First implemented layer: the sampling-design objects and the matcha() fit verb that the rest of the package builds on. No estimator runs yet — this phase is plumbing, validation, and dispatch.

  • Six design constructors returning a unified matchatr_design S3 object: unmatched_cc(), matched_cc(), nested_cc(), case_cohort(), two_phase(), and counter_matched(). Each carries its sampling structure (strata, time, matching ratio, prevalence q0, subcohort / phase columns) and a weight_spec declaring the intended weighting scheme. Structural arguments are validated at construction (q0 strictly in (0, 1); ratio a whole number >= 1; strata a non-empty character vector) with classed matchatr_* errors.
  • matcha(data, outcome, exposure, design, confounders, estimator) validates the request, resolves the orthogonal (design, estimator) axes to an estimation engine via an internal dispatch table, and returns a matchatr_fit. The case-control-weighted family ("ccw_gformula", "ccw_ipw", "ccw_aipw", "ccw_tmle") routes on any design but requires a prevalence q0; the classical estimators are design-specific ("logistic" / "mh", "clogit", "cch", …). The model slot is NULL until an estimation engine is run.
  • Weights are never a data column: the fit reserves distinct details$cc_weights and details$design_weights slots (case-control weights and inclusion-probability weights have different variance consequences) plus a details$variance_kind slot for the eventual sampling-variance correction.
  • Classed rejection paths, all matching on a matchatr_error parent: matchatr_bad_estimator (unknown / design-incompatible estimator), matchatr_bad_outcome (non-binary case indicator), matchatr_missing_prevalence (CCW without q0), matchatr_bad_prevalence / matchatr_bad_ratio / matchatr_bad_strata (malformed construction), matchatr_bad_design (missing columns / wrong object), and a matchatr_uninformative_stratum warning when a conditional likelihood would drop a matched set with no case or no control.
  • print methods for matchatr_design and matchatr_fit.
  • contrast(), the second-step verb, is defined as a validated skeleton: it fixes the public signature (type, ci_method) and the matchatr_result return contract, and aborts with matchatr_not_estimated on a fit whose estimation engine has not run (model = NULL). The estimation body is filled in by the causal-contrast phases.

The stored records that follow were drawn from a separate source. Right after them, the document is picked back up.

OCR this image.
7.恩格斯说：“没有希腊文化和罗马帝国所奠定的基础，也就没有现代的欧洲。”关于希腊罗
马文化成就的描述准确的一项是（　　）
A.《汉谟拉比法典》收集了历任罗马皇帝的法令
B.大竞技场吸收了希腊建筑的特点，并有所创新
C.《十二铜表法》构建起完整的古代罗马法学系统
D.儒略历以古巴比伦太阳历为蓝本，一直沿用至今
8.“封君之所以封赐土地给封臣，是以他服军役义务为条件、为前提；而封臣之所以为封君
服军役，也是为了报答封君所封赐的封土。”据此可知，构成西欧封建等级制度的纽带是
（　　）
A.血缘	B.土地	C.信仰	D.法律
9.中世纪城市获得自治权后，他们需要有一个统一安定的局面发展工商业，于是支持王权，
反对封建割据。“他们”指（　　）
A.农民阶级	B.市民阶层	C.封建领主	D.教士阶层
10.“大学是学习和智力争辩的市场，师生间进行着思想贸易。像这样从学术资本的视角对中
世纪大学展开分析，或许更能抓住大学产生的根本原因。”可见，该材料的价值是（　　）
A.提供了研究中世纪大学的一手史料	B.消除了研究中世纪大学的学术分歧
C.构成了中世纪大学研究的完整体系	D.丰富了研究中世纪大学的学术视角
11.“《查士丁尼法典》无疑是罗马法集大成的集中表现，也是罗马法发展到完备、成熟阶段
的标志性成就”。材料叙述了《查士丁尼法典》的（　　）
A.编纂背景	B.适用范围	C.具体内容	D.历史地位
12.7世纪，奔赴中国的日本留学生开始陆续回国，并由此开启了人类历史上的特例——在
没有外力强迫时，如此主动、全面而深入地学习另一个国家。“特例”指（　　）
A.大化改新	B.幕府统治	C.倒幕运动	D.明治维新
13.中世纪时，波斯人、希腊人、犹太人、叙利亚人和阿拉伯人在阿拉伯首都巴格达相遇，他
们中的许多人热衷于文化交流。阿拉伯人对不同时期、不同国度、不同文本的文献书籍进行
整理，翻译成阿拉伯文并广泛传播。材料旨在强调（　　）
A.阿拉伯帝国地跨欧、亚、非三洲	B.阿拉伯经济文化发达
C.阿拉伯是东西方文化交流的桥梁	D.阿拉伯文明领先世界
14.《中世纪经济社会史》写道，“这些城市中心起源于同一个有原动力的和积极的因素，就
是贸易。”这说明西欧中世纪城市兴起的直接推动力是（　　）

2026-06-02 — Package scaffold and design roadmap

Initial bootstrap of matchatr: causal inference for (matched) case-control, nested case-control, and case-cohort study designs, as part of the etverse ecosystem.

  • Package scaffold: DESCRIPTION (Imports causatr, survatr, survival), MIT license, testthat 3 edition, Air formatting, altdoc + Quarto website (matching the other etverse packages), GitHub Actions (R-CMD-check, test-coverage / Codecov, format-check, altdoc), Makefile, and Claude Code configuration (CLAUDE.md, .claude/hard-rules.md, symlinked etverse skills, posit-dev skills bundle).
  • Full design roadmap in PHASE_1PHASE_20 at the repository root, mapping the Handbook of Statistical Methods for Case-Control Studies (Borgan et al., 2018) to an implementation plan: design taxonomy and two-step API (PHASE_1); classical estimators (unmatched / matched / multiple-group, PHASE_2–4); time-to-event sampling designs (nested case-control, case-cohort, IPW-NCC, PHASE_5–7); the causal layer (strategy + case-control weighting g-formula / IPW / AIPW / TMLE + design-weighted causal survival, PHASE_8–10); and efficiency / advanced / extension phases (PHASE_11–20).

No estimator code is implemented yet — every phase is at Status: DESIGN.